Medical Reimbursement System in the US, J-Code, and the Potential Impact on 505(b)(2) Applications with Recent Changes

US Medical Reimbursment System

The medical reimbursement system in the United States is very complex. I am not aware of any such system existing at the national level in India, so I cannot draw any parallels. In India, health insurance is primarily for hospitalisations, and, based on my information (which is mainly based on my health insurance), other reimbursements are generally not covered. However, I could be wrong.


In the United States, there is HCPCS. Healthcare Common Procedure Coding System (HCPCS).  HCPCS is a standardised coding system used mainly for billing and processing health insurance claims, especially for Medicare and Medicaid. 


The Centers for Medicare & Medicaid Services (CMS) maintains it. HCPCS is divided into two levels: Level I, which uses Current Procedural Terminology (CPT) codes, and Level II, which provides codes for products, supplies, and services not included in CPT. 
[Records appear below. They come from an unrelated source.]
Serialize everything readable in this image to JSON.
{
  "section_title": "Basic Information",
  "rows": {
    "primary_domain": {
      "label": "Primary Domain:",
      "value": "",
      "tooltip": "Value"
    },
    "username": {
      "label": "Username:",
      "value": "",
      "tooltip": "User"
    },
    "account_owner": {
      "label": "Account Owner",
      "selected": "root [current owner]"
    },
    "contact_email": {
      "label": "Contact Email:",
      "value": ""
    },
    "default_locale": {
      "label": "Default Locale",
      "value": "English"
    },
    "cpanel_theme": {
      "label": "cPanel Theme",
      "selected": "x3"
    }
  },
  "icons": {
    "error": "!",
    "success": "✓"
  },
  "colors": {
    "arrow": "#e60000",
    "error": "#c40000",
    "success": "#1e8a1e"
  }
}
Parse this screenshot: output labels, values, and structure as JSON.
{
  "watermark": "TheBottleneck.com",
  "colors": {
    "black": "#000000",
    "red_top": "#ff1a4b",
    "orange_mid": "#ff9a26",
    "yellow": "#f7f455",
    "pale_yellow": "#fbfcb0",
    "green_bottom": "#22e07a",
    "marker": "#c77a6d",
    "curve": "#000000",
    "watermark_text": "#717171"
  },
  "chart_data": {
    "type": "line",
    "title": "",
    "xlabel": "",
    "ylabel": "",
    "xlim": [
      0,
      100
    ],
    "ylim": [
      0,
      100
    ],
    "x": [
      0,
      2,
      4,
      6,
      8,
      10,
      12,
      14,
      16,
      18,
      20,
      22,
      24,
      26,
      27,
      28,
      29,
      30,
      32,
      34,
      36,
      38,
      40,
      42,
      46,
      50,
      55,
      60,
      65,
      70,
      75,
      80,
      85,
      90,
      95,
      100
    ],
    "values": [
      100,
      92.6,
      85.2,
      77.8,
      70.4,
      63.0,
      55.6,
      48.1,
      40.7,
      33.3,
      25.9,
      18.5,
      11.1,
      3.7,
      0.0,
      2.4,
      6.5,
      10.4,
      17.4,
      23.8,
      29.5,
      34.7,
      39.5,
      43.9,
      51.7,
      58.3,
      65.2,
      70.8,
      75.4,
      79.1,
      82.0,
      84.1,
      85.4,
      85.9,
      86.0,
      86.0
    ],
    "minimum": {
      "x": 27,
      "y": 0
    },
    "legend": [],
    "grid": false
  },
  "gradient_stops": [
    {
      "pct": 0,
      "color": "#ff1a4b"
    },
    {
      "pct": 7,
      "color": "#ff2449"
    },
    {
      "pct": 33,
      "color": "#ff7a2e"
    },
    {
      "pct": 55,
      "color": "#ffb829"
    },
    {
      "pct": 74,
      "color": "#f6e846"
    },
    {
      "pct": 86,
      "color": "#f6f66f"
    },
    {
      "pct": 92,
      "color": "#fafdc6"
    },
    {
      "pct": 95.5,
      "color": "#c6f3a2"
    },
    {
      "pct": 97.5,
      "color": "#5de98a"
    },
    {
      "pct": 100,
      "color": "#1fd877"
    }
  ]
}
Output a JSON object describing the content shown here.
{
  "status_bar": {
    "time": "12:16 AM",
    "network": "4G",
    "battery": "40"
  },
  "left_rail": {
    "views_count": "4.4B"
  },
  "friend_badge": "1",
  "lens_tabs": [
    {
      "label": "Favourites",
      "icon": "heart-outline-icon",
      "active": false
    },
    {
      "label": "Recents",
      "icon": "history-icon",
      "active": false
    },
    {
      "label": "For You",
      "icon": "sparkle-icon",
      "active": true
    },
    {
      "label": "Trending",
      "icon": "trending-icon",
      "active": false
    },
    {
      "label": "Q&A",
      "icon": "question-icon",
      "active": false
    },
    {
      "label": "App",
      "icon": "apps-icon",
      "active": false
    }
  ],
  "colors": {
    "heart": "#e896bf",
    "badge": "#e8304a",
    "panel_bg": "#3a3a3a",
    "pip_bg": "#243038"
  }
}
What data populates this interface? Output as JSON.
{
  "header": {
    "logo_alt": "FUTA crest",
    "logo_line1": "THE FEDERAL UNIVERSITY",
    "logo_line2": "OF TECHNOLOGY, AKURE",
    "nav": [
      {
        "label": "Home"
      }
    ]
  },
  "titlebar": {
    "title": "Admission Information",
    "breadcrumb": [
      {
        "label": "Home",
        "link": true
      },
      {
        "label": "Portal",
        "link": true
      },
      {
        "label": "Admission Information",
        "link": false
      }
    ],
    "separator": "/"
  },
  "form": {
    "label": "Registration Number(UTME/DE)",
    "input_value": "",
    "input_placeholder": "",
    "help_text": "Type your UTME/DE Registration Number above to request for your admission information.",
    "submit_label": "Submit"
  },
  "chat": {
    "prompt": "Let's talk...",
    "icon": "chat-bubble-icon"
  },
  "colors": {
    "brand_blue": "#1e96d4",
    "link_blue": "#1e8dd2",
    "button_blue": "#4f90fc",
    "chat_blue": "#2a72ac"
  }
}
You will notice that in the United States, almost everything is covered under health insurance and reimbursements, not limited to hospitalisation as in India. 


There are different codes in HCPCS.

  1. ICD-10 codes handle medical diagnoses and HCPCS Level I 
  2. J-codes serve a specific purpose. As part of HCPCS Level II, they are alphanumeric codes created for non-oral medications. J-codes for drugs provide a standardised way for healthcare professionals to report non-oral medications and services that do not fit easily into HCPCS Level I codes. This helps ensure accurate and consistent coding for billing and reimbursement in the healthcare industry. 


This J-Code system was established in 2003. Before the J-code system, reimbursement was based on the National Drug Code number.



How does this impact 505 (b) (2) applicants? 

Let us clarify the impact on 505(b)(2) filers based on a recent article in Pharmacy Times. It states that, historically, CMS would group all multisource generic 505(b)(2) drugs under the same J-code. The aim was for these drugs to be generic copies and therapeutically equivalent.


In 2022, CMS reevaluated 505(b)(2) drugs under section 1847A of the Social Security Act (SSA). Based on this decision, 505(b)(2) drugs that are not therapeutically interchangeable should be classified as sole-source drugs. As of January 1, 2023, CMS has started issuing unique J-codes to 505(b)(2) drugs dating back to 2003.


In 2022, based on a complaint filed by a pharmaceutical company, CMS was asked to reevaluate the SSA section that establishes the J-code.


With these changes, the attached article in this link explains that the 505(b)(2) approval pathway significantly reduces the risk of denial upon submission. Submissions to this pathway already involve approved RLDs with supporting data. Now, the pathway lowers the application’s cost, speeds up drug development, offers potential market exclusivity for up to 7 years, and provides a competitive advantage.


The SSA states that a sole-source product must have its own J-code. Consequently, pharmaceutical companies pushed to classify their 505(b)(2) drugs as sole source. When a drug is designated as sole- source, it receives a unique J-code. This rule took effect in January 2022.


CMS determined that a drug must have unique properties to be considered a sole-source drug. In such cases, the manufacturer can request that the drug be designated as a sole source.


CMS is also deciding whether it will be regarded as a sole-source product if it is not therapeutically equivalent. 

Currently, 505(b)(2) manufacturers can request the FDA to provide therapeutic equivalents, but the FDA does not do so automatically. If no request is made, all 505(b)(2) drugs are considered non-therapeutically equivalent and will be assigned their own J-code.


In summary, earlier 505(b)(2) drugs could be granted market exclusivity, which can protect them from generic competition for a period and potentially make them the sole source during that time.  


A recent change in CMS policy has led to 505(b)(2) drugs that are not therapeutically equivalent to their reference products being assigned unique J-codes, potentially causing different reimbursement rates and effectively making them sole-source for reimbursement purposes.